The draft report from the Health Ministry did carry with it historical significance as it represented the first time ever that a government ministry in Israel offered an admission of culpability of this magnitude in this case.  According to the Haaretz report, the Health Ministry provided an official document depicting direct involvement in this case.

For its part, the Health Ministry emphasized that the report that was leaked to the media is a draft version and not a final document, according to the JPost.

The Health Ministry added that the final and unredacted report was delayed in coming out due to the ministry’s focus on methods to battle the spread of Covid-19 as well as those who left the ministry but who were involved in composing the report, as was reported by the JPost.

The JPost reported that Health Minister Nitzan Horowitz and Director-General Prof.
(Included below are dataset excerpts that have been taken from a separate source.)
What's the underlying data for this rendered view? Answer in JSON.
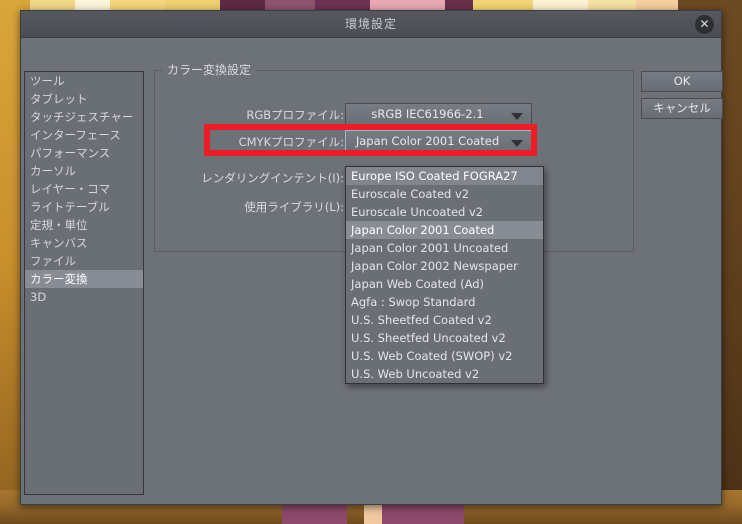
{
  "window": {
    "title": "環境設定",
    "close_icon": "close-icon",
    "close_glyph": "✕"
  },
  "sidebar": {
    "items": [
      {
        "label": "ツール",
        "selected": false
      },
      {
        "label": "タブレット",
        "selected": false
      },
      {
        "label": "タッチジェスチャー",
        "selected": false
      },
      {
        "label": "インターフェース",
        "selected": false
      },
      {
        "label": "パフォーマンス",
        "selected": false
      },
      {
        "label": "カーソル",
        "selected": false
      },
      {
        "label": "レイヤー・コマ",
        "selected": false
      },
      {
        "label": "ライトテーブル",
        "selected": false
      },
      {
        "label": "定規・単位",
        "selected": false
      },
      {
        "label": "キャンバス",
        "selected": false
      },
      {
        "label": "ファイル",
        "selected": false
      },
      {
        "label": "カラー変換",
        "selected": true
      },
      {
        "label": "3D",
        "selected": false
      }
    ]
  },
  "main": {
    "group_title": "カラー変換設定",
    "rows": [
      {
        "label": "RGBプロファイル:",
        "value": "sRGB IEC61966-2.1"
      },
      {
        "label": "CMYKプロファイル:",
        "value": "Japan Color 2001 Coated"
      },
      {
        "label": "レンダリングインテント(I):",
        "value": ""
      },
      {
        "label": "使用ライブラリ(L):",
        "value": ""
      }
    ]
  },
  "dropdown": {
    "open": true,
    "options": [
      {
        "label": "Europe ISO Coated FOGRA27",
        "state": "hover"
      },
      {
        "label": "Euroscale Coated v2",
        "state": "normal"
      },
      {
        "label": "Euroscale Uncoated v2",
        "state": "normal"
      },
      {
        "label": "Japan Color 2001 Coated",
        "state": "selected"
      },
      {
        "label": "Japan Color 2001 Uncoated",
        "state": "normal"
      },
      {
        "label": "Japan Color 2002 Newspaper",
        "state": "normal"
      },
      {
        "label": "Japan Web Coated (Ad)",
        "state": "normal"
      },
      {
        "label": "Agfa : Swop Standard",
        "state": "normal"
      },
      {
        "label": "U.S. Sheetfed Coated v2",
        "state": "normal"
      },
      {
        "label": "U.S. Sheetfed Uncoated v2",
        "state": "normal"
      },
      {
        "label": "U.S. Web Coated (SWOP) v2",
        "state": "normal"
      },
      {
        "label": "U.S. Web Uncoated v2",
        "state": "normal"
      }
    ]
  },
  "buttons": {
    "ok": "OK",
    "cancel": "キャンセル"
  },
  "annotation": {
    "color": "#ee1c24",
    "target": "CMYKプロファイル"
  }
}
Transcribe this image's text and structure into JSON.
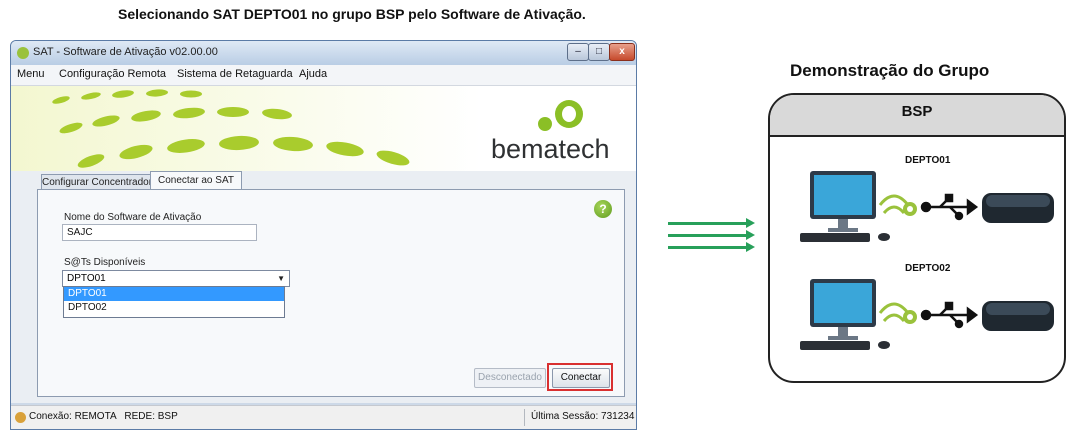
{
  "caption": "Selecionando SAT DEPTO01 no grupo BSP pelo Software de Ativação.",
  "window": {
    "title": "SAT - Software de Ativação v02.00.00",
    "controls": {
      "minimize": "–",
      "maximize": "□",
      "close": "x"
    }
  },
  "menu": [
    "Menu",
    "Configuração Remota",
    "Sistema de Retaguarda",
    "Ajuda"
  ],
  "banner": {
    "logo_text": "bematech"
  },
  "tabs": [
    {
      "label": "Configurar Concentrador",
      "active": false
    },
    {
      "label": "Conectar ao SAT",
      "active": true
    }
  ],
  "form": {
    "name_label": "Nome do Software de Ativação",
    "name_value": "SAJC",
    "sats_label": "S@Ts Disponíveis",
    "selected": "DPTO01",
    "options": [
      "DPTO01",
      "DPTO02"
    ],
    "help": "?"
  },
  "buttons": {
    "disconnected": "Desconectado",
    "connect": "Conectar"
  },
  "status": {
    "left": "Conexão: REMOTA   REDE: BSP",
    "right": "Última Sessão: 731234"
  },
  "group": {
    "title": "Demonstração do Grupo",
    "name": "BSP",
    "devices": [
      "DEPTO01",
      "DEPTO02"
    ]
  },
  "colors": {
    "accent_green": "#28a05a",
    "highlight_red": "#d93030",
    "selection_blue": "#3399ff"
  }
}
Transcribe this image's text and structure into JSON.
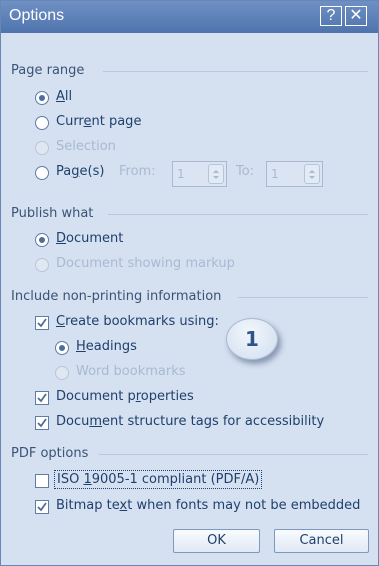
{
  "window": {
    "title": "Options",
    "help_label": "?",
    "close_label": "✕"
  },
  "page_range": {
    "legend": "Page range",
    "all": "All",
    "current_page": "Current page",
    "selection": "Selection",
    "pages": "Page(s)",
    "from_label": "From:",
    "from_value": "1",
    "to_label": "To:",
    "to_value": "1",
    "selected": "All"
  },
  "publish_what": {
    "legend": "Publish what",
    "document": "Document",
    "document_markup": "Document showing markup",
    "selected": "Document"
  },
  "non_printing": {
    "legend": "Include non-printing information",
    "create_bookmarks": "Create bookmarks using:",
    "headings": "Headings",
    "word_bookmarks": "Word bookmarks",
    "document_properties": "Document properties",
    "structure_tags": "Document structure tags for accessibility"
  },
  "pdf_options": {
    "legend": "PDF options",
    "iso": "ISO 19005-1 compliant (PDF/A)",
    "bitmap_text": "Bitmap text when fonts may not be embedded"
  },
  "buttons": {
    "ok": "OK",
    "cancel": "Cancel"
  },
  "callout": {
    "number": "1"
  }
}
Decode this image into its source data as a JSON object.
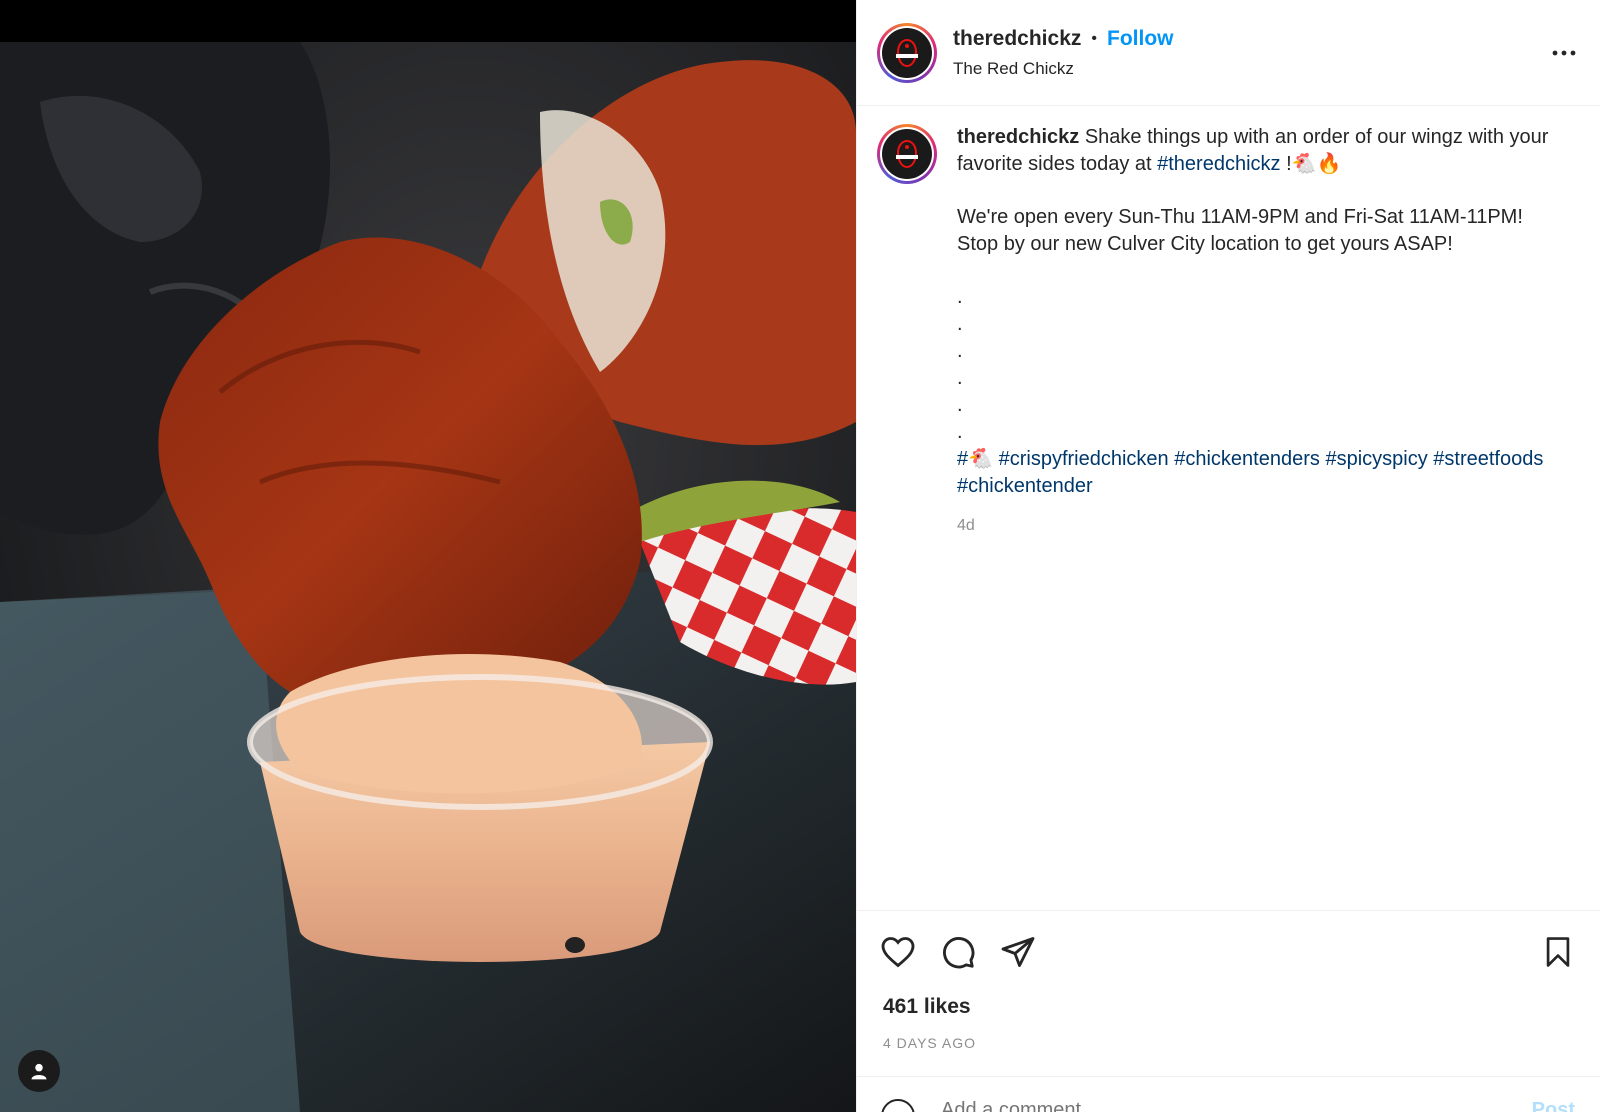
{
  "post": {
    "username": "theredchickz",
    "follow_label": "Follow",
    "location": "The Red Chickz",
    "separator": "•",
    "more_icon": "more-horizontal-icon"
  },
  "caption": {
    "username": "theredchickz",
    "line1_text": " Shake things up with an order of our wingz with your favorite sides today at ",
    "line1_hashtag": "#theredchickz",
    "line1_tail": " !🐔🔥",
    "paragraph2": "We're open every Sun-Thu 11AM-9PM and Fri-Sat 11AM-11PM! Stop by our new Culver City location to get yours ASAP!",
    "dots": [
      ".",
      ".",
      ".",
      ".",
      ".",
      "."
    ],
    "hashtags": [
      "#🐔",
      "#crispyfriedchicken",
      "#chickentenders",
      "#spicyspicy",
      "#streetfoods",
      "#chickentender"
    ],
    "age": "4d"
  },
  "actions": {
    "like_icon": "heart-icon",
    "comment_icon": "comment-icon",
    "share_icon": "send-icon",
    "save_icon": "bookmark-icon",
    "likes": "461 likes",
    "time_ago": "4 DAYS AGO"
  },
  "comment": {
    "placeholder": "Add a comment…",
    "post_label": "Post"
  },
  "colors": {
    "link_blue": "#0095f6",
    "hashtag_blue": "#00376b",
    "text": "#262626",
    "muted": "#8e8e8e"
  }
}
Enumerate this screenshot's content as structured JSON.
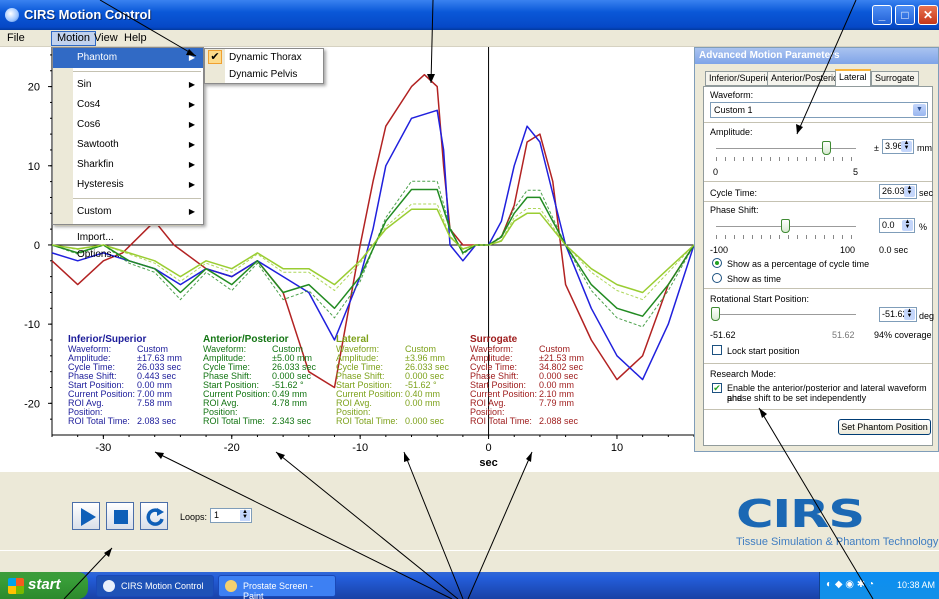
{
  "window": {
    "title": "CIRS Motion Control",
    "controls": [
      "_",
      "□",
      "✕"
    ]
  },
  "menubar": {
    "items": [
      "File",
      "Motion",
      "View",
      "Help"
    ],
    "active": "Motion"
  },
  "motion_menu": {
    "items": [
      {
        "label": "Phantom",
        "submenu": true,
        "highlighted": true
      },
      {
        "label": "Sin",
        "submenu": true
      },
      {
        "label": "Cos4",
        "submenu": true
      },
      {
        "label": "Cos6",
        "submenu": true
      },
      {
        "label": "Sawtooth",
        "submenu": true
      },
      {
        "label": "Sharkfin",
        "submenu": true
      },
      {
        "label": "Hysteresis",
        "submenu": true
      },
      {
        "label": "Custom",
        "submenu": true
      },
      {
        "label": "Import...",
        "submenu": false
      },
      {
        "label": "Options...",
        "submenu": false
      }
    ],
    "phantom_submenu": [
      {
        "label": "Dynamic Thorax",
        "checked": true
      },
      {
        "label": "Dynamic Pelvis",
        "checked": false
      }
    ]
  },
  "chart_data": {
    "type": "line",
    "xlabel": "sec",
    "xlim": [
      -34,
      16
    ],
    "ylim": [
      -24,
      25
    ],
    "x_ticks": [
      -30,
      -20,
      -10,
      0,
      10
    ],
    "y_ticks": [
      20,
      10,
      0,
      -10,
      -20
    ],
    "series": [
      {
        "name": "Surrogate",
        "color": "#b22222",
        "x": [
          -34,
          -32,
          -30,
          -28.5,
          -26,
          -24.5,
          -22,
          -20,
          -18,
          -16,
          -14,
          -12,
          -10,
          -9,
          -8,
          -6,
          -5,
          -4,
          -3.5,
          -3,
          -2,
          -1,
          0,
          1,
          2,
          3,
          4,
          5,
          6,
          8,
          10,
          12,
          14,
          16
        ],
        "y": [
          -2,
          -5,
          -2,
          -1,
          3,
          0,
          -3,
          -4,
          -2,
          -6,
          -16,
          -18,
          0,
          8,
          15,
          20,
          21.5,
          20,
          10,
          2,
          0,
          0,
          0,
          1,
          5,
          13,
          14,
          8,
          -5,
          -12,
          -17,
          -14,
          -5,
          0
        ]
      },
      {
        "name": "Inferior/Superior",
        "color": "#2020dd",
        "x": [
          -34,
          -32,
          -30,
          -28,
          -26,
          -24,
          -22,
          -20,
          -18,
          -16,
          -14,
          -12,
          -10,
          -9,
          -8,
          -6,
          -4,
          -3.5,
          -3,
          -2,
          -1,
          0,
          1,
          2,
          3,
          4,
          6,
          8,
          10,
          12,
          14,
          16
        ],
        "y": [
          -1,
          -2,
          -1,
          -2,
          -3,
          -5,
          -3,
          -4,
          -2,
          -4,
          -6,
          -12,
          -4,
          2,
          10,
          16,
          17,
          12,
          0,
          -2,
          0,
          0,
          3,
          10,
          15,
          13,
          0,
          -8,
          -14,
          -17,
          -10,
          0
        ]
      },
      {
        "name": "Anterior/Posterior",
        "color": "#228b22",
        "x": [
          -34,
          -32,
          -30,
          -28,
          -26,
          -24,
          -22,
          -20,
          -18,
          -16,
          -14,
          -12,
          -10,
          -8,
          -6,
          -4,
          -3,
          -2,
          -1,
          0,
          1,
          2,
          3,
          4,
          6,
          8,
          10,
          12,
          14,
          16
        ],
        "y": [
          0,
          -1,
          0,
          -2,
          -3,
          -6,
          -3,
          -5,
          -2,
          -6,
          -5,
          -8,
          -4,
          3,
          7,
          7,
          2,
          -1,
          0,
          0,
          1,
          4,
          6,
          6,
          0,
          -5,
          -8,
          -9,
          -5,
          0
        ]
      },
      {
        "name": "Lateral",
        "color": "#9acd32",
        "x": [
          -34,
          -32,
          -30,
          -28,
          -26,
          -24,
          -22,
          -20,
          -18,
          -16,
          -14,
          -12,
          -10,
          -8,
          -6,
          -4,
          -3,
          -2,
          -1,
          0,
          1,
          2,
          3,
          4,
          6,
          8,
          10,
          12,
          14,
          16
        ],
        "y": [
          0,
          -0.5,
          0,
          -1,
          -2,
          -4,
          -2,
          -3,
          -1,
          -3,
          -3,
          -5,
          -2,
          2,
          4.5,
          4.5,
          1,
          -0.5,
          0,
          0,
          0.5,
          3,
          4,
          4,
          0,
          -3,
          -5,
          -6,
          -3,
          0
        ]
      }
    ]
  },
  "stats": [
    {
      "title": "Inferior/Superior",
      "color": "#1c1c9a",
      "rows": [
        [
          "Waveform:",
          "Custom"
        ],
        [
          "Amplitude:",
          "±17.63 mm"
        ],
        [
          "Cycle Time:",
          "26.033 sec"
        ],
        [
          "Phase Shift:",
          "0.443 sec"
        ],
        [
          "Start Position:",
          "0.00 mm"
        ],
        [
          "Current Position:",
          "7.00 mm"
        ],
        [
          "ROI Avg. Position:",
          "7.58 mm"
        ],
        [
          "ROI Total Time:",
          "2.083 sec"
        ]
      ]
    },
    {
      "title": "Anterior/Posterior",
      "color": "#137513",
      "rows": [
        [
          "Waveform:",
          "Custom"
        ],
        [
          "Amplitude:",
          "±5.00 mm"
        ],
        [
          "Cycle Time:",
          "26.033 sec"
        ],
        [
          "Phase Shift:",
          "0.000 sec"
        ],
        [
          "Start Position:",
          "-51.62 °"
        ],
        [
          "Current Position:",
          "0.49 mm"
        ],
        [
          "ROI Avg. Position:",
          "4.78 mm"
        ],
        [
          "ROI Total Time:",
          "2.343 sec"
        ]
      ]
    },
    {
      "title": "Lateral",
      "color": "#7ea21c",
      "rows": [
        [
          "Waveform:",
          "Custom"
        ],
        [
          "Amplitude:",
          "±3.96 mm"
        ],
        [
          "Cycle Time:",
          "26.033 sec"
        ],
        [
          "Phase Shift:",
          "0.000 sec"
        ],
        [
          "Start Position:",
          "-51.62 °"
        ],
        [
          "Current Position:",
          "0.40 mm"
        ],
        [
          "ROI Avg. Position:",
          "0.00 mm"
        ],
        [
          "ROI Total Time:",
          "0.000 sec"
        ]
      ]
    },
    {
      "title": "Surrogate",
      "color": "#9e1b1b",
      "rows": [
        [
          "Waveform:",
          "Custom"
        ],
        [
          "Amplitude:",
          "±21.53 mm"
        ],
        [
          "Cycle Time:",
          "34.802 sec"
        ],
        [
          "Phase Shift:",
          "0.000 sec"
        ],
        [
          "Start Position:",
          "0.00 mm"
        ],
        [
          "Current Position:",
          "2.10 mm"
        ],
        [
          "ROI Avg. Position:",
          "7.79 mm"
        ],
        [
          "ROI Total Time:",
          "2.088 sec"
        ]
      ]
    }
  ],
  "panel": {
    "title": "Advanced Motion Parameters",
    "tabs": [
      "Inferior/Superior",
      "Anterior/Posterior",
      "Lateral",
      "Surrogate"
    ],
    "active_tab": "Lateral",
    "waveform_label": "Waveform:",
    "waveform_value": "Custom 1",
    "amplitude_label": "Amplitude:",
    "amplitude_prefix": "±",
    "amplitude_value": "3.96",
    "amplitude_unit": "mm",
    "amplitude_min": "0",
    "amplitude_max": "5",
    "amplitude_level": 0.79,
    "cycle_label": "Cycle Time:",
    "cycle_value": "26.033",
    "cycle_unit": "sec",
    "phase_label": "Phase Shift:",
    "phase_value": "0.0",
    "phase_unit": "%",
    "phase_min": "-100",
    "phase_max": "100",
    "phase_sec": "0.0 sec",
    "phase_level": 0.5,
    "radio_percent": "Show as a percentage of cycle time",
    "radio_time": "Show as time",
    "rot_label": "Rotational Start Position:",
    "rot_value": "-51.62",
    "rot_unit": "deg",
    "rot_min": "-51.62",
    "rot_max": "51.62",
    "rot_coverage": "94% coverage",
    "rot_level": 0.0,
    "lock_label": "Lock start position",
    "research_label": "Research Mode:",
    "research_text_1": "Enable the anterior/posterior and lateral waveform and",
    "research_text_2": "phase shift to be set independently",
    "set_button": "Set Phantom Position"
  },
  "controls": {
    "loops_label": "Loops:",
    "loops_value": "1"
  },
  "logo": {
    "text": "CIRS",
    "tagline": "Tissue Simulation & Phantom Technology"
  },
  "taskbar": {
    "start": "start",
    "tasks": [
      "CIRS Motion Control",
      "Prostate Screen - Paint"
    ],
    "clock": "10:38 AM"
  }
}
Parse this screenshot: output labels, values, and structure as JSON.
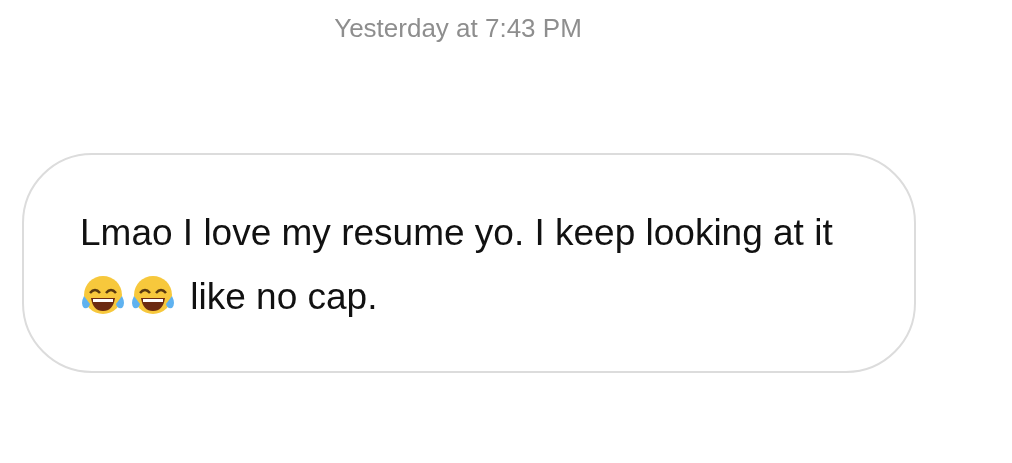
{
  "timestamp": "Yesterday at 7:43 PM",
  "message": {
    "text_before": "Lmao I love my resume yo. I keep looking at it",
    "emojis": [
      {
        "kind": "tears-of-joy"
      },
      {
        "kind": "tears-of-joy"
      }
    ],
    "text_after": "like no cap."
  }
}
Nachman Ash have issued a directive for a full review and examination of the report so it can be fully published without delay.

This is not the first time that the matter of the Yemenite Children’s Affair has been addressed. The JPost reported that after state inquiries were conducted in 1967, 1988 and 1995, the Israeli government concluded that illegal adoptions did not take place and that no nefarious plot to remove these babies from their parents existed. Based on the evidence they collected, they also concluded that children actually died as was told to their parents, however, some of the children were victims of bureaucratic abuse. Others were deemed to have expired due to gross medical negligence and it was learned that children were being buried prior to their parents being informed of their demise.

In 2001 another state inquiry revealed that it was possible that social workers may have put some children up for adoption, yet there was no evidence suggesting that these adoptions were part of a national conspiracy, as was reported by the JPost.

The establishment of the Knesset Special Committee on the Affair of the Disappearance of Yemenite, Mizrahi and Balkan Children happened in 2016 at the behest of then-Likud MK Nurit Koren, as was reported by the JPost. The formation of this committee attracted increased public awareness.

A proposal was made in February of this year by the Israeli government to put this issue to bed by offering a compensatory one-time payment to the families of these children for the suffering they endured. The plan was dependent on the recipient families not making any further monetary claims, as was reported by the JPost.

Opposition to this financial arrangement was voiced by the Union Sefaradi Mundial, a Jerusalem-based NGO devoted to the legacy of Sephardi Jews, as was reported by the JPost.

“Compensation by itself is not enough. The government must accept responsibility,” the NGO said at the time. “The State of Israel has to own up to]these events of children who went missing.”